OPEC is continuing to squeeze supplies while world demand is up. But the primary cause may be a booming American economy. Unemployment is at historic lows in much of the nation under the Trump economy with factories booming and travel, spurred by high confidence in the future, continues to outpace expectations.
“Gas price increases gripped 49 of the nation’s 50 states again last week as oil prices continued their upward move to new multi-year highs. In addition, government data highlighted a new record for gasoline demand was breached last week, and we’re not even into the summer driving season yet. The road ahead at the pump looks quite ominous if that demand number proves common in the coming weeks,” said Patrick DeHaan, head of petroleum analysis for gas price monitoring company.
The increase in cost has caught the eye of the president.
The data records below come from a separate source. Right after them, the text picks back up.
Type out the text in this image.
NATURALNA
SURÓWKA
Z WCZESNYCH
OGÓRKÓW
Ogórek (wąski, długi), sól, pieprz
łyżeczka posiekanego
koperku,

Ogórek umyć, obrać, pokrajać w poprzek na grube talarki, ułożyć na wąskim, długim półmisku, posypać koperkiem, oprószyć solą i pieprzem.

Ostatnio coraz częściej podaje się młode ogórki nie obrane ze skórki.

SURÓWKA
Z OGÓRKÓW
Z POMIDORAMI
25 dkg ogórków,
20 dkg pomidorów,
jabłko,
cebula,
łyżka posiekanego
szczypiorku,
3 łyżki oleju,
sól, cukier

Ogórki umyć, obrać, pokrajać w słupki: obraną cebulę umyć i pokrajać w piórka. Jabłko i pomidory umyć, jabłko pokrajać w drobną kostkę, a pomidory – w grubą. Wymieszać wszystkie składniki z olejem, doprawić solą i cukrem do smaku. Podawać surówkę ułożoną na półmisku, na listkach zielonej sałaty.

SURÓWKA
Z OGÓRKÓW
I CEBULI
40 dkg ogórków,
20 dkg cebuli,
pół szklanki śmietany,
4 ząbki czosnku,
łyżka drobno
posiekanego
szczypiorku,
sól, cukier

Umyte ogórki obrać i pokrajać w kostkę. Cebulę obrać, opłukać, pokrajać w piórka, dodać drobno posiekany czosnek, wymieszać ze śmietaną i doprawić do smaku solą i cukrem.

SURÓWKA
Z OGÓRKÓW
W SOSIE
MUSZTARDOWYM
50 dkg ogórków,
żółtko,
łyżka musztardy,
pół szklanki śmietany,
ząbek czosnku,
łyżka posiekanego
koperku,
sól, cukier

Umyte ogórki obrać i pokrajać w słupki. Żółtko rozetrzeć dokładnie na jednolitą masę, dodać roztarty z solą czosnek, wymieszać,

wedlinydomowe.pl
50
“With President Trump’s tweet last week targeting the price of oil, there may be additional scrutiny on oil prices in the coming weeks that bears monitoring. OPEC has been remarkably successful in better aligning supply to demand, draining the crude oil glut, and pushing oil prices to their highest since 2014. With refinery maintenance and the change to summer gasoline largely complete, oil prices remain one of the largest active drivers of gas prices now and, likely, in the weeks ahead. All signs point to some additional upward movement before prices peak and perhaps drop slightly around Memorial Day into the month of June — all certainly very contingent and subject to any changes from OPEC,” he said.
But it’s not just OPEC affecting the price of oil. Under president Trump and an oil-friendly domestic production policy, the United States has become an oil exporter and our oil is pretty sweet. Sweet crude, as it’s known, is popular around the world for its quality and stability of supply––driving costs up. Belying the headlines pushed by the national media, the United States is still viewed overwhelmingly as the most stable country in the world meaning oil importing countries can rely on a stable supply under the Trump administration.
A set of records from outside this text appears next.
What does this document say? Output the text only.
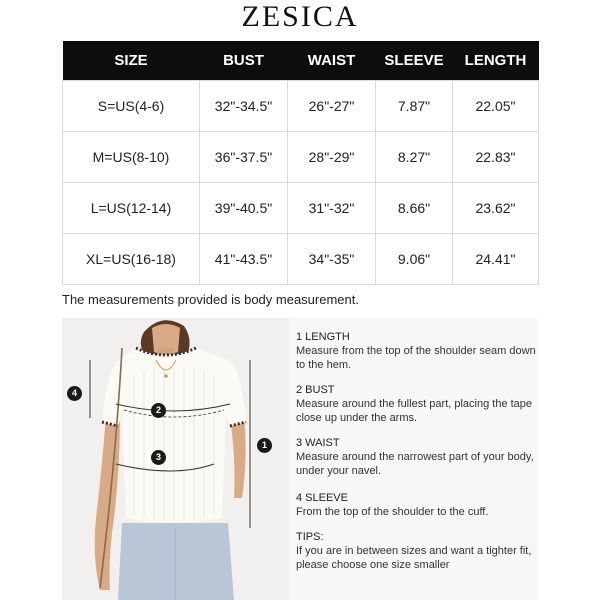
ZESICA
SIZE	BUST	WAIST	SLEEVE	LENGTH
S=US(4-6)	32"-34.5"	26"-27"	7.87"	22.05"
M=US(8-10)	36"-37.5"	28"-29"	8.27"	22.83"
L=US(12-14)	39"-40.5"	31"-32"	8.66"	23.62"
XL=US(16-18)	41"-43.5"	34"-35"	9.06"	24.41"
The measurements provided is body measurement.
1
2
3
4
1 LENGTH
Measure from the top of the shoulder seam down to the hem.
2 BUST
Measure around the fullest part, placing the tape close up under the arms.
3 WAIST
Measure around the narrowest part of your body, under your navel.
4 SLEEVE
From the top of the shoulder to the cuff.
TIPS:
If you are in between sizes and want a tighter fit, please choose one size smaller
Gone are the days when OPEC could employ an oil embargo to bring the nation to its knees. But they are still a major player.
The price for a barrel of West Texas Intermediate crude oil last week surged to nearly $70, the highest level since oil was in the midst of collapsing in December 2014 as OPEC increased supply. .
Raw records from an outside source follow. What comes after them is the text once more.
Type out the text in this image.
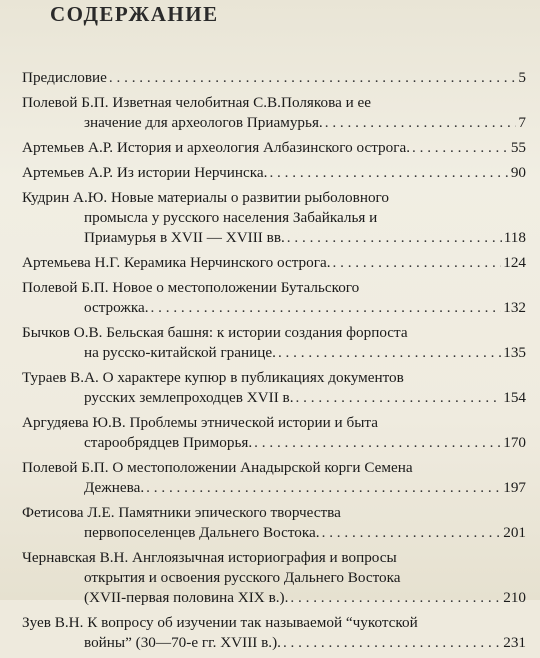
СОДЕРЖАНИЕ
Предисловие . . .	5
Полевой Б.П. Изветная челобитная С.В.Полякова и ее
значение для археологов Приамурья. . . .	7
Артемьев А.Р. История и археология Албазинского острога. . . .	55
Артемьев А.Р. Из истории Нерчинска. . . .	90
Кудрин А.Ю. Новые материалы о развитии рыболовного
промысла у русского населения Забайкалья и
Приамурья в XVII — XVIII вв. . . .	118
Артемьева Н.Г. Керамика Нерчинского острога. . . .	124
Полевой Б.П. Новое о местоположении Бутальского
острожка. . . .	132
Бычков О.В. Бельская башня: к истории создания форпоста
на русско-китайской границе. . . .	135
Тураев В.А. О характере купюр в публикациях документов
русских землепроходцев XVII в. . . .	154
Аргудяева Ю.В. Проблемы этнической истории и быта
старообрядцев Приморья. . . .	170
Полевой Б.П. О местоположении Анадырской корги Семена
Дежнева. . . .	197
Фетисова Л.Е. Памятники эпического творчества
первопоселенцев Дальнего Востока. . . .	201
Чернавская В.Н. Англоязычная историография и вопросы
открытия и освоения русского Дальнего Востока
(XVII-первая половина XIX в.). . . .	210
Зуев В.Н. К вопросу об изучении так называемой “чукотской
войны” (30—70-е гг. XVIII в.). . . .	231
President Trump, concerned how the rise is affecting the average American weighed in on Twitter last week, calling on OPEC to raise production and bring prices back down. U.S. oil inventories now stand 105 million barrels lower than a year ago, or nearly 20 percent. Refinery utilization also slipped, leading to lower production of refined fuels.
Looking state-by-state, the largest weekly changes in average gas prices were seen in: Michigan (+11 cents), Rhode Island (+11 cents), Ohio (+10 cents), Connecticut (+9 cents), New Jersey (+9 cents), Massachusetts (+8 cents), New Hampshire (+8 cents), New York (+7 cents), Maine (+7 cents) and Utah (+7 cents).
States with the lowest average gasoline prices: Missouri ($2.44), Oklahoma ($2.44), Arkansas ($2.47), Kansas ($2.49), Mississippi ($2.50), Louisiana ($2.50), Texas ($2.51), South Carolina ($2.51), Wyoming ($2.52) and Alabama ($2.53).
States with the highest average gasoline prices: California ($3.56), Hawaii ($3.54), Washington ($3.22), Alaska ($3.20), Nevada ($3.17), Oregon ($3.12), Utah ($3.06), Idaho ($3.00), Pennsylvania ($2.97) and Connecticut ($2.88).